Experiments we conduct with a real-world mobile traffic dataset, published by a major European operator, demonstrate the feasibility of using deep learning to infer fine-grained mobile traffic distributions with up orders of magnitude higher granularity as compared to standard probing, irrespective of the coverage and the location of the probes. Importantly, our ZipNet(-GAN) models achieve much lower reconstruction errors and higher fidelity of reconstructed traffic than existing interpolation techniques.
Another challenge is deciding where to collect measurements prior to performing any interpolation. Selecting sampling locations at random can overlook important spatiotemporal correlations specific to mobile traffic, leading to inaccurate reconstruction. Further, an important question to clarify is how many samples are needed to achieve high interpolation fidelity with the lowest possible measurement overhead.
Figure 2: The Spider framework: sparse mobile traffic snapshots used by a policy network to select optimal cells where to collect measurements; a dedicated reconstruction neural model outputs complete network traffic snapshots.
In our recent work, which was published in IEEE GLOBECOM’21, we put forward a deep learning-driven mobile traffic measurement collection and reconstruction framework, called Spider, which we illustrate in Figure 2. Our approach relies on a dedicated neural network that we train to selectively sample small subsets of target mobile coverage areas, so as to minimise overhead while acquiring enough data to ensure high-quality traffic consumption interpolations at all non-sampled cells. We take a Deep Reinforcement Learning (DRL) approach to produce examples for training this policy network. Given the large action space, our DRL agent learns in a tractable manner by sampling small subsets of the action space based on the most likely action and its nearest neighbors. The highest valued action from such subsets is then selected, circumventing the need to evaluate the entire action space.

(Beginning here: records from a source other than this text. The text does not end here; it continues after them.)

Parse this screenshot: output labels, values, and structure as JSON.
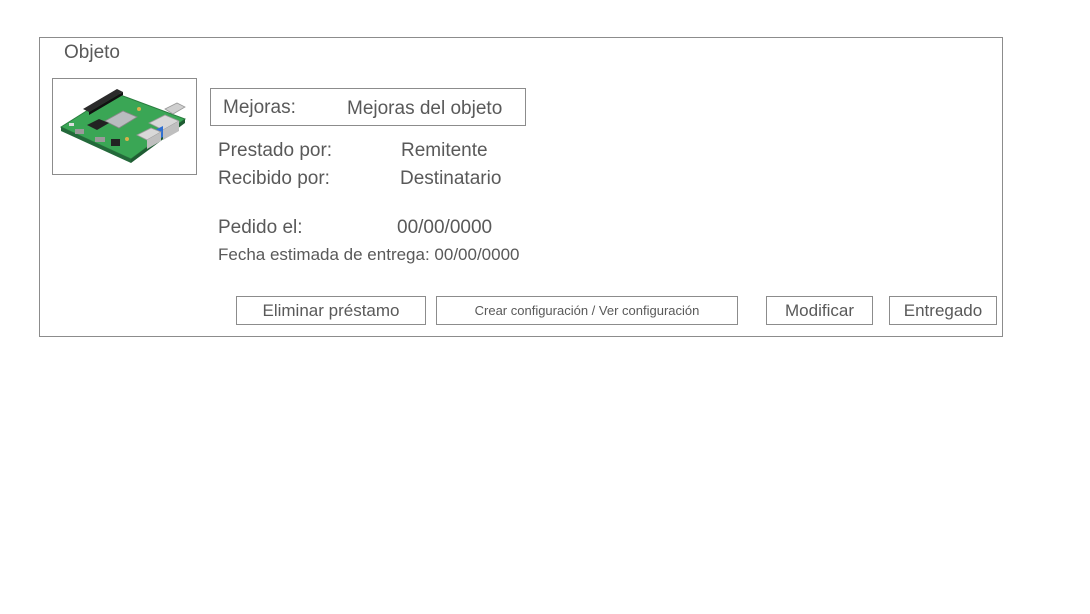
{
  "card": {
    "title": "Objeto",
    "image_icon": "raspberry-pi-board-image"
  },
  "mejoras": {
    "label": "Mejoras:",
    "value": "Mejoras del objeto"
  },
  "details": {
    "prestado_label": "Prestado por:",
    "prestado_value": "Remitente",
    "recibido_label": "Recibido por:",
    "recibido_value": "Destinatario",
    "pedido_label": "Pedido el:",
    "pedido_value": "00/00/0000",
    "fecha_estimada": "Fecha estimada de entrega: 00/00/0000"
  },
  "actions": {
    "eliminar": "Eliminar préstamo",
    "configuracion": "Crear configuración / Ver configuración",
    "modificar": "Modificar",
    "entregado": "Entregado"
  }
}
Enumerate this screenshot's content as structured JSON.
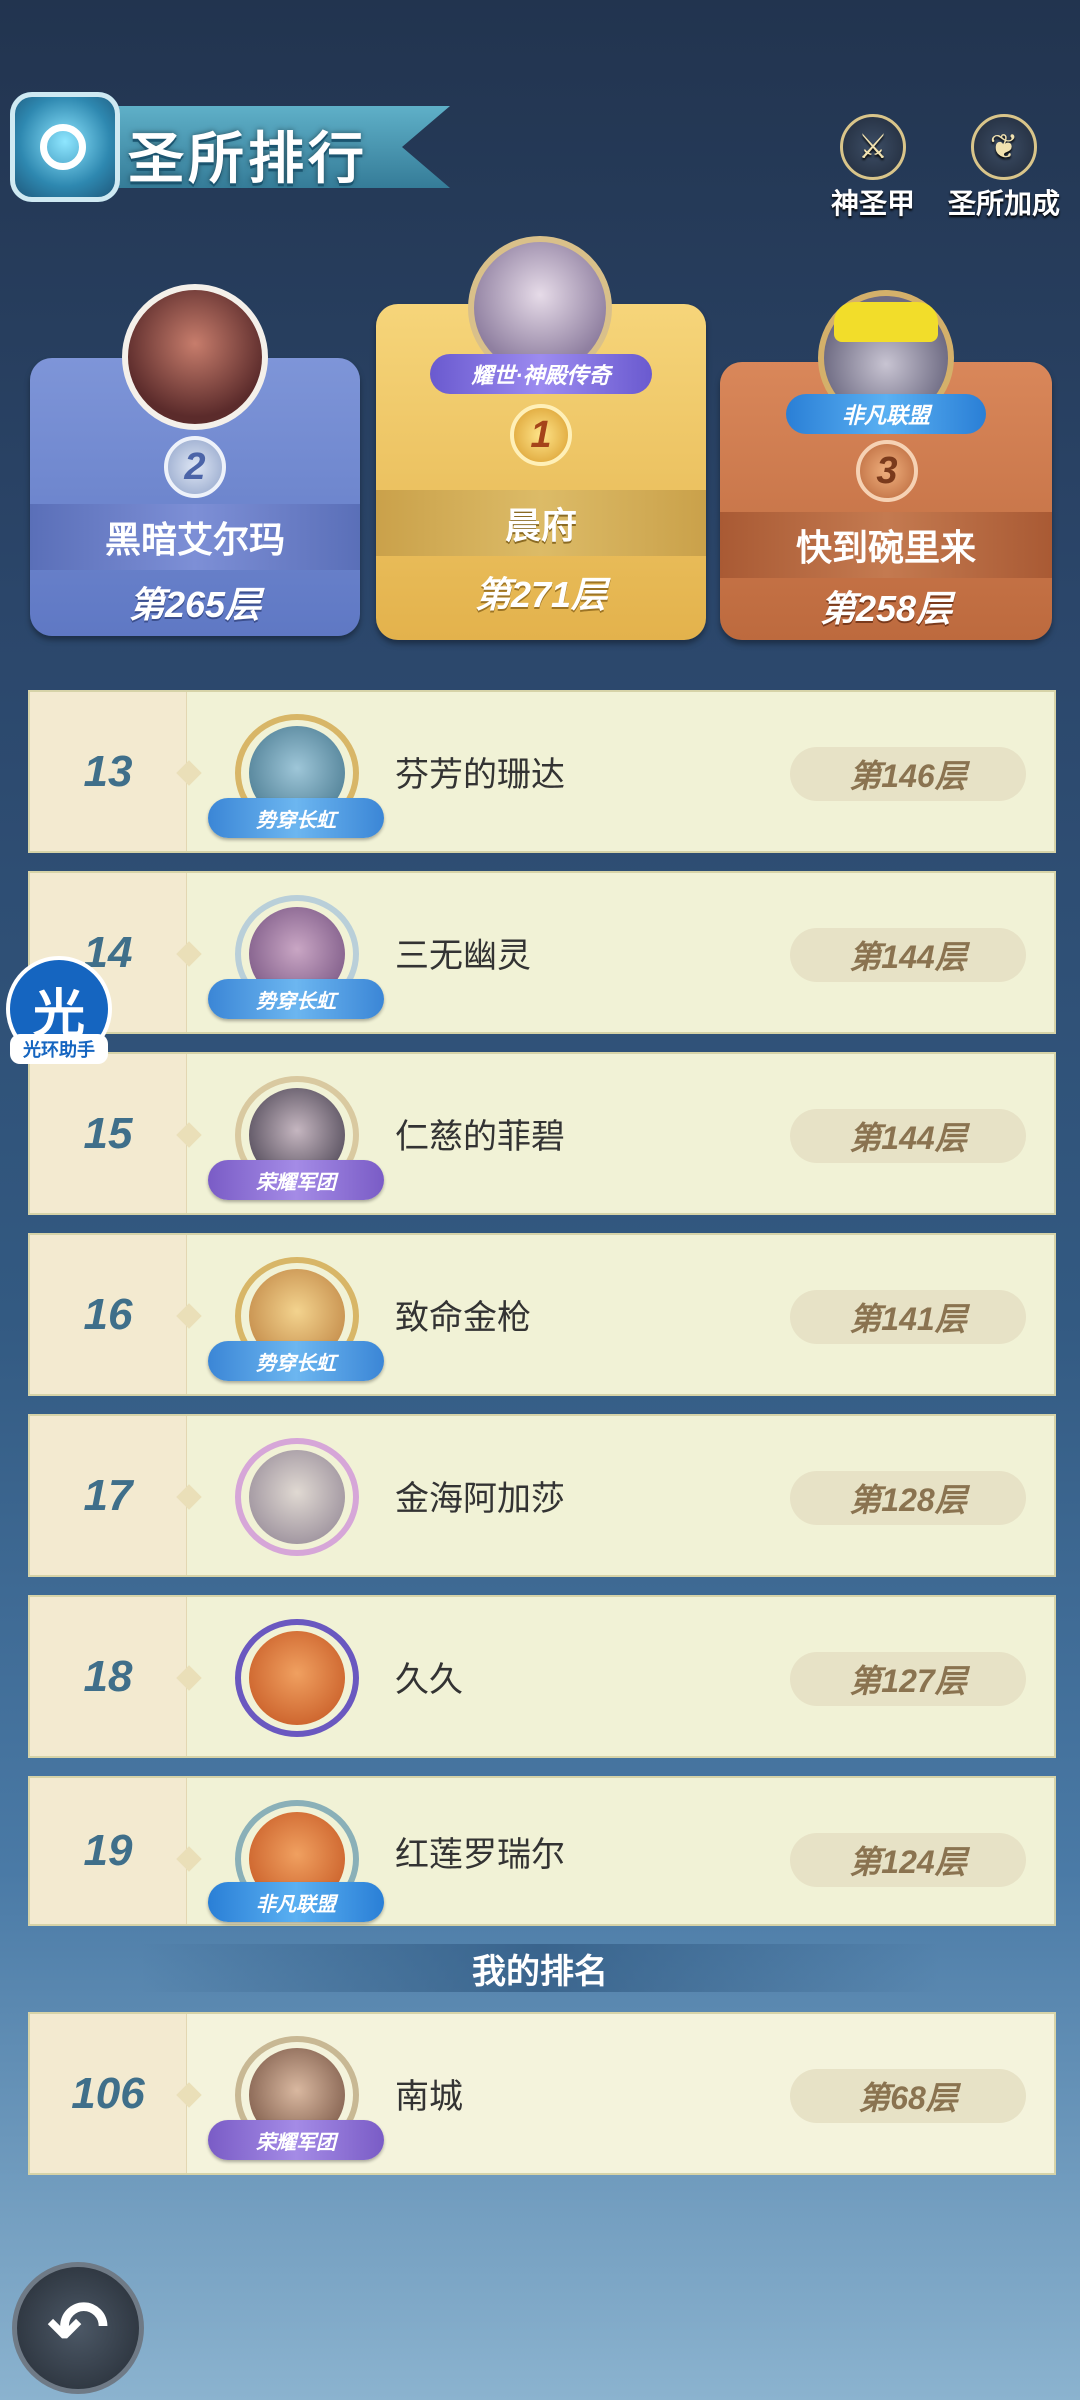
{
  "header": {
    "title": "圣所排行",
    "buttons": [
      {
        "label": "神圣甲",
        "icon": "holy-armor-icon"
      },
      {
        "label": "圣所加成",
        "icon": "sanctuary-bonus-icon"
      }
    ]
  },
  "podium": [
    {
      "rank": "1",
      "name": "晨府",
      "floor": "第271层",
      "badge": "耀世·神殿传奇"
    },
    {
      "rank": "2",
      "name": "黑暗艾尔玛",
      "floor": "第265层"
    },
    {
      "rank": "3",
      "name": "快到碗里来",
      "floor": "第258层",
      "badge": "非凡联盟"
    }
  ],
  "rows": [
    {
      "rank": "13",
      "name": "芬芳的珊达",
      "floor": "第146层",
      "tag": "势穿长虹"
    },
    {
      "rank": "14",
      "name": "三无幽灵",
      "floor": "第144层",
      "tag": "势穿长虹"
    },
    {
      "rank": "15",
      "name": "仁慈的菲碧",
      "floor": "第144层",
      "tag": "荣耀军团"
    },
    {
      "rank": "16",
      "name": "致命金枪",
      "floor": "第141层",
      "tag": "势穿长虹"
    },
    {
      "rank": "17",
      "name": "金海阿加莎",
      "floor": "第128层",
      "tag": ""
    },
    {
      "rank": "18",
      "name": "久久",
      "floor": "第127层",
      "tag": ""
    },
    {
      "rank": "19",
      "name": "红莲罗瑞尔",
      "floor": "第124层",
      "tag": "非凡联盟"
    }
  ],
  "my_rank_label": "我的排名",
  "my_rank": {
    "rank": "106",
    "name": "南城",
    "floor": "第68层",
    "tag": "荣耀军团"
  },
  "helper": {
    "char": "光",
    "label": "光环助手"
  },
  "colors": {
    "gold": "#f0c55a",
    "blue_card": "#7f98dc",
    "copper_card": "#c9784a",
    "row_bg": "#f1f2d6"
  }
}
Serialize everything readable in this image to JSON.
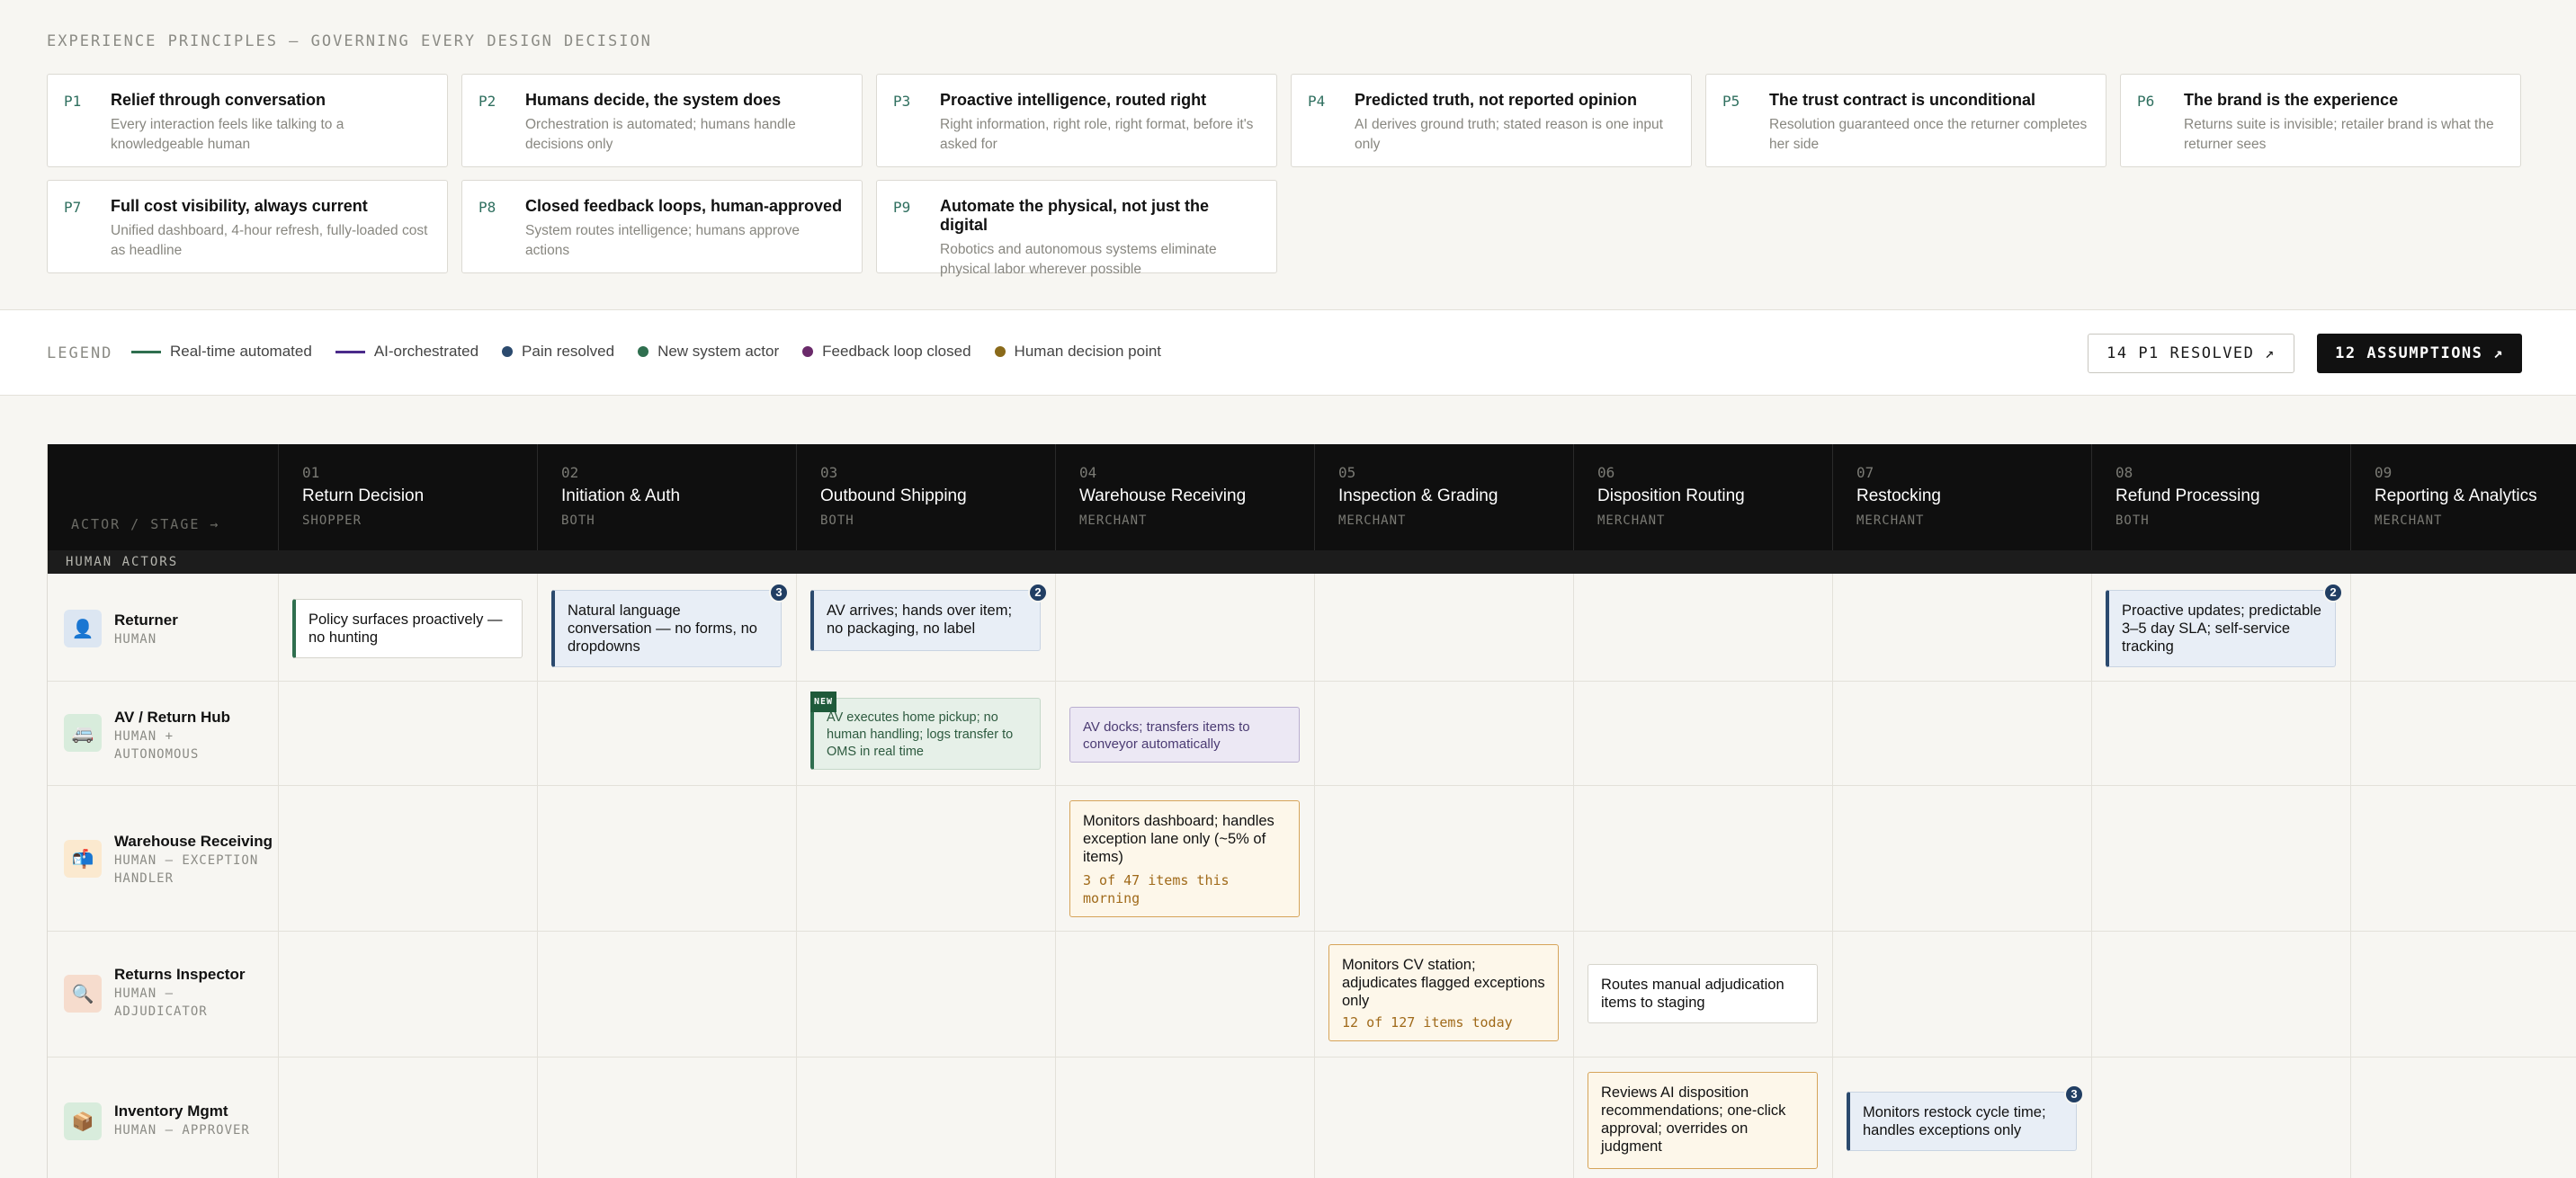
{
  "principles": {
    "title": "EXPERIENCE PRINCIPLES — GOVERNING EVERY DESIGN DECISION",
    "items": [
      {
        "id": "P1",
        "title": "Relief through conversation",
        "desc": "Every interaction feels like talking to a knowledgeable human"
      },
      {
        "id": "P2",
        "title": "Humans decide, the system does",
        "desc": "Orchestration is automated; humans handle decisions only"
      },
      {
        "id": "P3",
        "title": "Proactive intelligence, routed right",
        "desc": "Right information, right role, right format, before it's asked for"
      },
      {
        "id": "P4",
        "title": "Predicted truth, not reported opinion",
        "desc": "AI derives ground truth; stated reason is one input only"
      },
      {
        "id": "P5",
        "title": "The trust contract is unconditional",
        "desc": "Resolution guaranteed once the returner completes her side"
      },
      {
        "id": "P6",
        "title": "The brand is the experience",
        "desc": "Returns suite is invisible; retailer brand is what the returner sees"
      },
      {
        "id": "P7",
        "title": "Full cost visibility, always current",
        "desc": "Unified dashboard, 4-hour refresh, fully-loaded cost as headline"
      },
      {
        "id": "P8",
        "title": "Closed feedback loops, human-approved",
        "desc": "System routes intelligence; humans approve actions"
      },
      {
        "id": "P9",
        "title": "Automate the physical, not just the digital",
        "desc": "Robotics and autonomous systems eliminate physical labor wherever possible"
      }
    ]
  },
  "legend": {
    "title": "LEGEND",
    "items": [
      {
        "label": "Real-time automated",
        "kind": "line",
        "color": "#2f6f4f"
      },
      {
        "label": "AI-orchestrated",
        "kind": "line",
        "color": "#4a2a8a"
      },
      {
        "label": "Pain resolved",
        "kind": "dot",
        "color": "#2b4a6e"
      },
      {
        "label": "New system actor",
        "kind": "dot",
        "color": "#2f6f4f"
      },
      {
        "label": "Feedback loop closed",
        "kind": "dot",
        "color": "#6a2a6a"
      },
      {
        "label": "Human decision point",
        "kind": "dot",
        "color": "#8a6a1a"
      }
    ],
    "p1_button": "14 P1 RESOLVED ↗",
    "assumptions_button": "12 ASSUMPTIONS ↗"
  },
  "grid": {
    "corner_label": "ACTOR / STAGE →",
    "stages": [
      {
        "num": "01",
        "name": "Return Decision",
        "owner": "SHOPPER"
      },
      {
        "num": "02",
        "name": "Initiation & Auth",
        "owner": "BOTH"
      },
      {
        "num": "03",
        "name": "Outbound Shipping",
        "owner": "BOTH"
      },
      {
        "num": "04",
        "name": "Warehouse Receiving",
        "owner": "MERCHANT"
      },
      {
        "num": "05",
        "name": "Inspection & Grading",
        "owner": "MERCHANT"
      },
      {
        "num": "06",
        "name": "Disposition Routing",
        "owner": "MERCHANT"
      },
      {
        "num": "07",
        "name": "Restocking",
        "owner": "MERCHANT"
      },
      {
        "num": "08",
        "name": "Refund Processing",
        "owner": "BOTH"
      },
      {
        "num": "09",
        "name": "Reporting & Analytics",
        "owner": "MERCHANT"
      }
    ],
    "group_label": "HUMAN ACTORS",
    "actors": [
      {
        "name": "Returner",
        "role": "HUMAN",
        "icon": "person-icon"
      },
      {
        "name": "AV / Return Hub",
        "role": "HUMAN + AUTONOMOUS",
        "icon": "vehicle-icon"
      },
      {
        "name": "Warehouse Receiving",
        "role": "HUMAN — EXCEPTION HANDLER",
        "icon": "mailbox-icon"
      },
      {
        "name": "Returns Inspector",
        "role": "HUMAN — ADJUDICATOR",
        "icon": "magnifier-icon"
      },
      {
        "name": "Inventory Mgmt",
        "role": "HUMAN — APPROVER",
        "icon": "package-icon"
      }
    ],
    "cards": {
      "returner_s1": "Policy surfaces proactively — no hunting",
      "returner_s2": "Natural language conversation — no forms, no dropdowns",
      "returner_s2_badge": "3",
      "returner_s3": "AV arrives; hands over item; no packaging, no label",
      "returner_s3_badge": "2",
      "returner_s8": "Proactive updates; predictable 3–5 day SLA; self-service tracking",
      "returner_s8_badge": "2",
      "av_s3_tag": "NEW",
      "av_s3": "AV executes home pickup; no human handling; logs transfer to OMS in real time",
      "av_s4": "AV docks; transfers items to conveyor automatically",
      "wh_s4": "Monitors dashboard; handles exception lane only (~5% of items)",
      "wh_s4_sub": "3 of 47 items this morning",
      "insp_s5": "Monitors CV station; adjudicates flagged exceptions only",
      "insp_s5_sub": "12 of 127 items today",
      "insp_s6": "Routes manual adjudication items to staging",
      "inv_s6": "Reviews AI disposition recommendations; one-click approval; overrides on judgment",
      "inv_s7": "Monitors restock cycle time; handles exceptions only",
      "inv_s7_badge": "3"
    }
  }
}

For action evaluation and interpolation, we introduce a purpose-built mobile traffic reconstruction neural model (MTRNet), which builds on our earlier ZipNet design and similarly exploits spatiotemporal correlations within historical data. MTRNet outperforms existing methods in terms of accuracy (up to 67% lower Mean Absolute Error) and reconstruction speed (over 800× runtime reduction). By means of experiments with the same real mobile network dataset, we also showed that Spider requires on average 48% fewer samples to reconstruct complete traffic matrices, even when applied to previously unseen traffic patterns, such as those observed during holidays.
He, K., Zhang, X., Ren, S., and Sun, J. (2016). Deep residual learning for image recognition. In Proceedings of the IEEE Conference on Computer Vision and Pattern Recognition, pages 770–778.
Lee, D., Zhou, S., Zhong, X., Niu, Z., Zhou, X., and Zhang, H. (2014). Spatial modeling of the traffic density in cellular networks. IEEE Wireless Communications, 21(1):80–88.
Wang, H., Xu, F., Li, Y., Zhang, P., and Jin, D. (2015). Understanding mobile traffic patterns of large scale cellular towers in urban environment. In Proc. ACM IMC, pages 225–238.